Und Marco? Ein verängstigtes Kind, das nicht mag, wenn man es überrumpelt", erinnert sich Sandra Hierath. "Marco war zunächst sehr vorsichtig, aber auch neugierig und offen. Er kann ja nicht schreien, um seinen Schmerz auszudrücken", wissen Sandra und Frank Hierrath. Zur Behinderung kommt das Trauma des Erlebten dazu, was es schwer macht, Nähe zuzulassen.
Die Delfinlaute, eingespielt über Unter- und Überwasser-Lautsprecher, "waren für ihn ein unglaublicher Türöffner, um aus der Starre zu kommen", beschreibt die Therapeutin. "Er hat sehr stark auf die Frequenzen reagiert und versucht, das Schnalzen nachzumachen." Schließlich zog er sich eigenständig in eine Ecke des Beckens zurück, um die Laute der Tiere aufzunehmen, die Sandra Hierath liebevoll "Engel der Meere" nennt.
Den Dreck abwaschen
Und am Ende der vier Tage verließ er – obwohl er von einem Mann misshandelt worden war – an der Hand von Frank Hierrath das Becken und stellte sich allein lange unter die Dusche. "Es wirkte, als wolle er den ganzen Dreck abwaschen", sagt Marcos Mutter gerührt.
Sie hatte ihren Sohn bereits Monate vor der Verhaftung des Logopäden aus der Kita genommen. Denn sie konnte sich auffallende Veränderungen im Verhalten ihres Sohnes nicht erklären. Ihr Sohn saß weinend im Bett, schlug, biss – mehr als andere Kinder, bei denen solches Verhalten so schnell wieder verschwand, wie es aufgetaucht war – stets dann, wenn er aus der Kita kam. „Ich brachte ein fröhliches Kind hin und holte mittags eines ab, das völlig verstört war", erklärte sie später.

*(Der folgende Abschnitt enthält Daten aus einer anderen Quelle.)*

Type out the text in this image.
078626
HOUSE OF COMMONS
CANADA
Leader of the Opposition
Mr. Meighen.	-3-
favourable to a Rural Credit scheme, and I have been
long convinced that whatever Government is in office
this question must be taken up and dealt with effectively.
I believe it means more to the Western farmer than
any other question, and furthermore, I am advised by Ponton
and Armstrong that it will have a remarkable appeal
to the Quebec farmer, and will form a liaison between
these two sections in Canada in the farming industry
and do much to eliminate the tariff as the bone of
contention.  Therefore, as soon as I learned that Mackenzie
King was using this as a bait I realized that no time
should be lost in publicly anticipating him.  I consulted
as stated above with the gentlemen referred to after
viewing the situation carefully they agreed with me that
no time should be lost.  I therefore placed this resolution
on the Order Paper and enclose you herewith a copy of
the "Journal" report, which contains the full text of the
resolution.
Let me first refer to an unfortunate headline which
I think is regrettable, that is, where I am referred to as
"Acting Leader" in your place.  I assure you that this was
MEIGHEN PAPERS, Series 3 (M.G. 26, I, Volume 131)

Sie habe das Gespräch gesucht, sei aber abgebügelt worden. In der Kita widerspricht man dieser Darstellung.
Wochenlange quälende Ungewissheit
Die Wochen nach der Razzia waren die Hölle für sie und Hunderte von Eltern, die seit der Festnahme des Logopäden in großer Ungewissheit lebten: War ihr Sohn unter den Opfern? Immer mehr Details kamen ans Licht. Polizisten baten in abgeschirmten Veranstaltungen die Eltern, Auffälligkeiten zu melden. Gleichzeitig werteten sie die sichergestellten Bilder aus, damit Verwandte die Opfer an körperlichen Merkmalen oder Kleidungsstücken identifizieren konnten. "Mir wurde schlecht", erinnert sich Marcos Mutter. "Ich erkannte ein Kleidungsstück, das ich ihm zum Geburtstag gekauft hatte."
Die Polizei identifizierte schließlich sieben Opfer aus den Jahren von 2012 bis 2019 – ohne den Anspruch auf Vollständigkeit, wie Kripo-Chef Kühnert in einem Interview klarmachte. Ein Rest Ungewissheit blieb. Kurz vor Weihnachten wurde dem Logopäden die Anklage zugestellt. Er wird beschuldigt, sich in 66 Fällen an sieben Kindern vergangen zu haben. Der Prozess soll Anfang 2020 in Würzburg beginnen.
Der Versuch, Scherben zu kitten
Während sich Marcos Mutter bemüht, ihrem Sohn eine weitere Delfinsound-Therapie im Frühjahr zu ermöglichen, müssen auch anderweitig Scherben gekittet werden. "Schlimme Verbrechen mit sexueller Gewalt sind in unserer Kita geschehen", gesteht der Pfarrer der evangelischen Gethsemane-Gemeinde im Pfarrbrief. "Dort, wo größtes Vertrauen wie eine weite Brücke die Menschen verbunden hat, ist kaum ein Stein mehr auf dem anderen geblieben. Der Täter hat das Miteinander in niemals denkbarem Umfang zerstört."
Das Evangelische Beratungszentrum bot gemeinsam mit der Beratungsstelle der Stadt Würzburg eine begleitete Selbsthilfegruppe für betroffene Eltern an. "Es tut uns unendlich leid, dass diese Verbrechen in den Räumen und während der Öffnungszeiten unserer Kita geschehen sind", heißt es, und: "Uns ist ganz wichtig, dass die Taten aufgeklärt werden und das Gericht eine gerechte Strafe aussprechen kann, damit Kinder in Zukunft geschützt sind."
Mindestens drei der Eltern wollen als Nebenkläger die Interessen ihrer Buben vertreten. Marcos Mutter ist eine davon. Sie hat nur noch vor einem Angst: "Die Beherrschung zu verlieren in dem Moment, in dem ich diesen Mann wiedersehe, der meinen Sohn gequält hat."